Richard Alan Conti (1937-2016) was a Judge of the Federal Court of Australia from August 2000 until his retirement in August 2007.

== Early life and background ==
Richard "Dick" Conti, QC was second of four children to Edwin Harold Davidson Conti, who worked in insurance, and Dorothy Elizabeth Conti (née Pritchard). He was born in 1937 and grew up on the North Shore during the war years. He attended North Sydney Boys High School, played cricket for Lindfield and Roseville and rugby for Gordon. When his father died in 1960, Conti became the breadwinner for his mother and much younger brothers.

He studied at Sydney University Law School in the 1950s and did so part time for he was also working as an articled clerk at his uncle's firm Arthur Pritchard and Co.

Richard married Betsy Conti ( Cahill) in 1962 and had four children whom they raised in Manly.

Conti was greatly involved in his local and regional communities throughout his life. This included his interest in rugby league: he appeared against New South Wales Rugby League bosses John Quayle and Colin Love in 1985, successfully advocating to keep embattled club Western Suburbs Magpies in the competition.
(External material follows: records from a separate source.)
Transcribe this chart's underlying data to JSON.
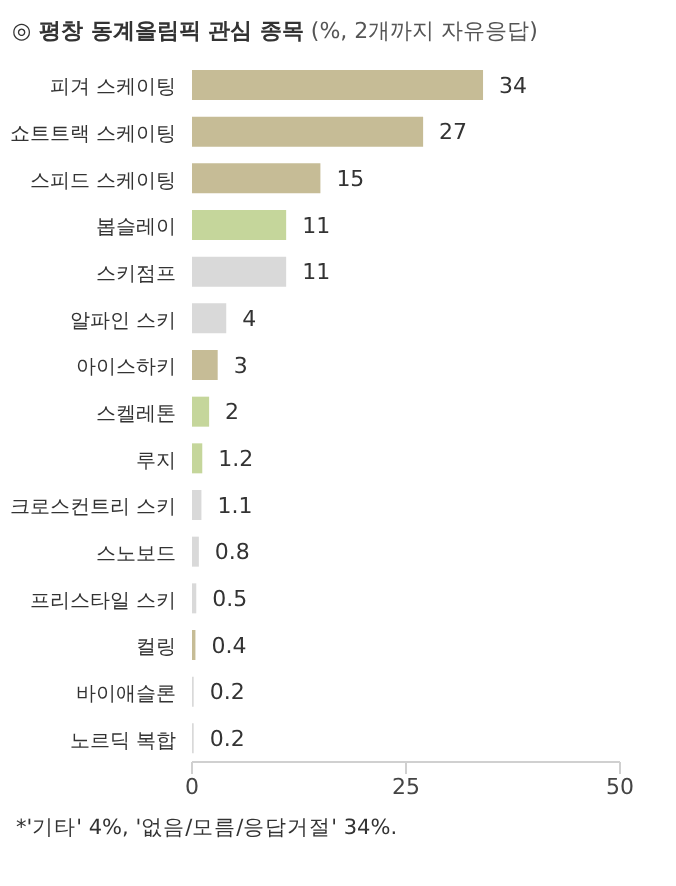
{
  "chart_data": {
    "type": "bar",
    "orientation": "horizontal",
    "title": "◎ 평창 동계올림픽 관심 종목",
    "subtitle": "(%, 2개까지 자유응답)",
    "categories": [
      "피겨 스케이팅",
      "쇼트트랙 스케이팅",
      "스피드 스케이팅",
      "봅슬레이",
      "스키점프",
      "알파인 스키",
      "아이스하키",
      "스켈레톤",
      "루지",
      "크로스컨트리 스키",
      "스노보드",
      "프리스타일 스키",
      "컬링",
      "바이애슬론",
      "노르딕 복합"
    ],
    "values": [
      34,
      27,
      15,
      11,
      11,
      4,
      3,
      2,
      1.2,
      1.1,
      0.8,
      0.5,
      0.4,
      0.2,
      0.2
    ],
    "colors": [
      "#c6bc96",
      "#c6bc96",
      "#c6bc96",
      "#c5d69b",
      "#d9d9d9",
      "#d9d9d9",
      "#c6bc96",
      "#c5d69b",
      "#c5d69b",
      "#d9d9d9",
      "#d9d9d9",
      "#d9d9d9",
      "#c6bc96",
      "#d9d9d9",
      "#d9d9d9"
    ],
    "xlim": [
      0,
      50
    ],
    "xticks": [
      0,
      25,
      50
    ],
    "data_labels": true,
    "annotations": [
      "*'기타' 4%, '없음/모름/응답거절' 34%."
    ]
  }
}
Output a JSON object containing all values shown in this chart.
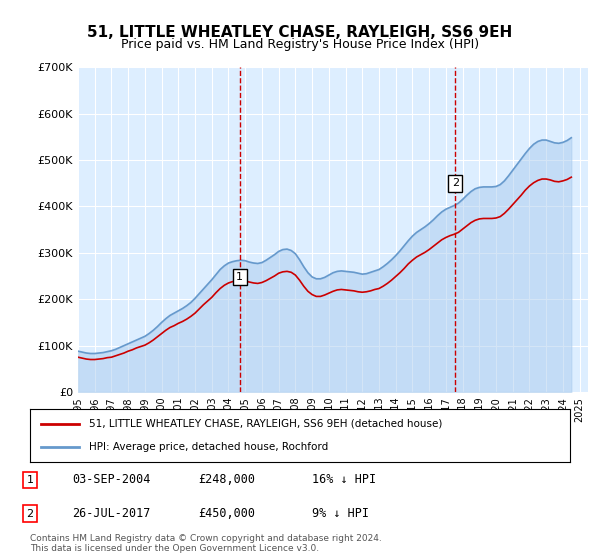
{
  "title": "51, LITTLE WHEATLEY CHASE, RAYLEIGH, SS6 9EH",
  "subtitle": "Price paid vs. HM Land Registry's House Price Index (HPI)",
  "title_fontsize": 11,
  "subtitle_fontsize": 9,
  "background_color": "#ffffff",
  "plot_bg_color": "#ddeeff",
  "grid_color": "#ffffff",
  "hpi_color": "#6699cc",
  "hpi_fill_color": "#aaccee",
  "price_color": "#cc0000",
  "ylim": [
    0,
    700000
  ],
  "yticks": [
    0,
    100000,
    200000,
    300000,
    400000,
    500000,
    600000,
    700000
  ],
  "ytick_labels": [
    "£0",
    "£100K",
    "£200K",
    "£300K",
    "£400K",
    "£500K",
    "£600K",
    "£700K"
  ],
  "xlim_start": 1995.0,
  "xlim_end": 2025.5,
  "xtick_years": [
    1995,
    1996,
    1997,
    1998,
    1999,
    2000,
    2001,
    2002,
    2003,
    2004,
    2005,
    2006,
    2007,
    2008,
    2009,
    2010,
    2011,
    2012,
    2013,
    2014,
    2015,
    2016,
    2017,
    2018,
    2019,
    2020,
    2021,
    2022,
    2023,
    2024,
    2025
  ],
  "sale1_x": 2004.67,
  "sale1_y": 248000,
  "sale1_label": "1",
  "sale2_x": 2017.56,
  "sale2_y": 450000,
  "sale2_label": "2",
  "legend_line1": "51, LITTLE WHEATLEY CHASE, RAYLEIGH, SS6 9EH (detached house)",
  "legend_line2": "HPI: Average price, detached house, Rochford",
  "table_rows": [
    {
      "num": "1",
      "date": "03-SEP-2004",
      "price": "£248,000",
      "hpi": "16% ↓ HPI"
    },
    {
      "num": "2",
      "date": "26-JUL-2017",
      "price": "£450,000",
      "hpi": "9% ↓ HPI"
    }
  ],
  "footnote": "Contains HM Land Registry data © Crown copyright and database right 2024.\nThis data is licensed under the Open Government Licence v3.0.",
  "hpi_years": [
    1995.0,
    1995.25,
    1995.5,
    1995.75,
    1996.0,
    1996.25,
    1996.5,
    1996.75,
    1997.0,
    1997.25,
    1997.5,
    1997.75,
    1998.0,
    1998.25,
    1998.5,
    1998.75,
    1999.0,
    1999.25,
    1999.5,
    1999.75,
    2000.0,
    2000.25,
    2000.5,
    2000.75,
    2001.0,
    2001.25,
    2001.5,
    2001.75,
    2002.0,
    2002.25,
    2002.5,
    2002.75,
    2003.0,
    2003.25,
    2003.5,
    2003.75,
    2004.0,
    2004.25,
    2004.5,
    2004.75,
    2005.0,
    2005.25,
    2005.5,
    2005.75,
    2006.0,
    2006.25,
    2006.5,
    2006.75,
    2007.0,
    2007.25,
    2007.5,
    2007.75,
    2008.0,
    2008.25,
    2008.5,
    2008.75,
    2009.0,
    2009.25,
    2009.5,
    2009.75,
    2010.0,
    2010.25,
    2010.5,
    2010.75,
    2011.0,
    2011.25,
    2011.5,
    2011.75,
    2012.0,
    2012.25,
    2012.5,
    2012.75,
    2013.0,
    2013.25,
    2013.5,
    2013.75,
    2014.0,
    2014.25,
    2014.5,
    2014.75,
    2015.0,
    2015.25,
    2015.5,
    2015.75,
    2016.0,
    2016.25,
    2016.5,
    2016.75,
    2017.0,
    2017.25,
    2017.5,
    2017.75,
    2018.0,
    2018.25,
    2018.5,
    2018.75,
    2019.0,
    2019.25,
    2019.5,
    2019.75,
    2020.0,
    2020.25,
    2020.5,
    2020.75,
    2021.0,
    2021.25,
    2021.5,
    2021.75,
    2022.0,
    2022.25,
    2022.5,
    2022.75,
    2023.0,
    2023.25,
    2023.5,
    2023.75,
    2024.0,
    2024.25,
    2024.5
  ],
  "hpi_values": [
    88000,
    86000,
    84000,
    83000,
    83000,
    84000,
    85000,
    87000,
    89000,
    92000,
    96000,
    100000,
    104000,
    108000,
    112000,
    116000,
    120000,
    126000,
    133000,
    141000,
    150000,
    158000,
    165000,
    170000,
    175000,
    180000,
    186000,
    193000,
    202000,
    212000,
    222000,
    232000,
    242000,
    253000,
    264000,
    272000,
    278000,
    281000,
    283000,
    284000,
    283000,
    280000,
    278000,
    277000,
    279000,
    284000,
    290000,
    296000,
    303000,
    307000,
    308000,
    305000,
    298000,
    285000,
    270000,
    257000,
    248000,
    244000,
    244000,
    247000,
    252000,
    257000,
    260000,
    261000,
    260000,
    259000,
    258000,
    256000,
    254000,
    255000,
    258000,
    261000,
    264000,
    270000,
    277000,
    285000,
    294000,
    304000,
    315000,
    326000,
    336000,
    344000,
    350000,
    356000,
    363000,
    371000,
    380000,
    388000,
    394000,
    398000,
    402000,
    407000,
    415000,
    424000,
    432000,
    438000,
    441000,
    442000,
    442000,
    442000,
    443000,
    447000,
    455000,
    466000,
    478000,
    490000,
    502000,
    514000,
    525000,
    534000,
    540000,
    543000,
    543000,
    540000,
    537000,
    536000,
    538000,
    542000,
    548000
  ],
  "price_years": [
    1995.0,
    1995.25,
    1995.5,
    1995.75,
    1996.0,
    1996.25,
    1996.5,
    1996.75,
    1997.0,
    1997.25,
    1997.5,
    1997.75,
    1998.0,
    1998.25,
    1998.5,
    1998.75,
    1999.0,
    1999.25,
    1999.5,
    1999.75,
    2000.0,
    2000.25,
    2000.5,
    2000.75,
    2001.0,
    2001.25,
    2001.5,
    2001.75,
    2002.0,
    2002.25,
    2002.5,
    2002.75,
    2003.0,
    2003.25,
    2003.5,
    2003.75,
    2004.0,
    2004.25,
    2004.5,
    2004.75,
    2005.0,
    2005.25,
    2005.5,
    2005.75,
    2006.0,
    2006.25,
    2006.5,
    2006.75,
    2007.0,
    2007.25,
    2007.5,
    2007.75,
    2008.0,
    2008.25,
    2008.5,
    2008.75,
    2009.0,
    2009.25,
    2009.5,
    2009.75,
    2010.0,
    2010.25,
    2010.5,
    2010.75,
    2011.0,
    2011.25,
    2011.5,
    2011.75,
    2012.0,
    2012.25,
    2012.5,
    2012.75,
    2013.0,
    2013.25,
    2013.5,
    2013.75,
    2014.0,
    2014.25,
    2014.5,
    2014.75,
    2015.0,
    2015.25,
    2015.5,
    2015.75,
    2016.0,
    2016.25,
    2016.5,
    2016.75,
    2017.0,
    2017.25,
    2017.5,
    2017.75,
    2018.0,
    2018.25,
    2018.5,
    2018.75,
    2019.0,
    2019.25,
    2019.5,
    2019.75,
    2020.0,
    2020.25,
    2020.5,
    2020.75,
    2021.0,
    2021.25,
    2021.5,
    2021.75,
    2022.0,
    2022.25,
    2022.5,
    2022.75,
    2023.0,
    2023.25,
    2023.5,
    2023.75,
    2024.0,
    2024.25,
    2024.5
  ],
  "price_values": [
    75000,
    73000,
    71000,
    70000,
    70000,
    71000,
    72000,
    74000,
    75000,
    78000,
    81000,
    84000,
    88000,
    91000,
    95000,
    98000,
    101000,
    106000,
    112000,
    119000,
    126000,
    133000,
    139000,
    143000,
    148000,
    152000,
    157000,
    163000,
    170000,
    179000,
    188000,
    196000,
    204000,
    214000,
    223000,
    230000,
    235000,
    238000,
    239000,
    240000,
    239000,
    237000,
    235000,
    234000,
    236000,
    240000,
    245000,
    250000,
    256000,
    259000,
    260000,
    258000,
    252000,
    241000,
    228000,
    217000,
    210000,
    206000,
    206000,
    209000,
    213000,
    217000,
    220000,
    221000,
    220000,
    219000,
    218000,
    216000,
    215000,
    216000,
    218000,
    221000,
    223000,
    228000,
    234000,
    241000,
    249000,
    257000,
    266000,
    276000,
    284000,
    291000,
    296000,
    301000,
    307000,
    314000,
    321000,
    328000,
    333000,
    337000,
    340000,
    344000,
    351000,
    358000,
    365000,
    370000,
    373000,
    374000,
    374000,
    374000,
    375000,
    378000,
    385000,
    394000,
    404000,
    414000,
    424000,
    435000,
    444000,
    451000,
    456000,
    459000,
    459000,
    457000,
    454000,
    453000,
    455000,
    458000,
    463000
  ]
}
He was later appointed the chairman of the NSWRL Judiciary. The Conti's also had a 40-year association with the Tamworth district, when Richard purchased Mount View in 1974 and later Keringal and Yaraan. Both him and Betsy were greatly involved with the community at the nearby town of Bendemeer and owned the local pub for some of this time.

== Career ==
Following his studies he was admitted as a solicitor in 1960 and became a partner in the firm of Arthur Pritchard and Co. until 1967. He was admitted to the Bar in 1967 and joined the eleventh floor of Wentworth Chambers, where he remained until his appointment to the Bench. He was appointed to the position of a Queen's Counsel in 1977. On 15 August 2000 he was appointed as a judge of the Federal Court. In a 2005 case involving architectural drawings, Conti was criticised and his verdict overturned by an appeals court because of concerns that his views had prejudiced the case. However, on appeal, the High Court overturned the decision of the Full Federal Court and held that no reasonable apprehension of bias on the part of Justice Conti was established.

Since the beginning of his career, he engaged in a diverse practice of tax, trade practices, intellectual property and corporations law which took him to the Privy Council and many courts in Australia. He has been described as having had profound knowledge of the law, cross examining skills and acute sense of tactics, and absolute integrity. A motto of his was: "Barristers are briefed to fight their client's cause, not to fight each other." He supported and mentored many junior barristers, advising them: "Don’t try to learn all the law. Just know where to look for it".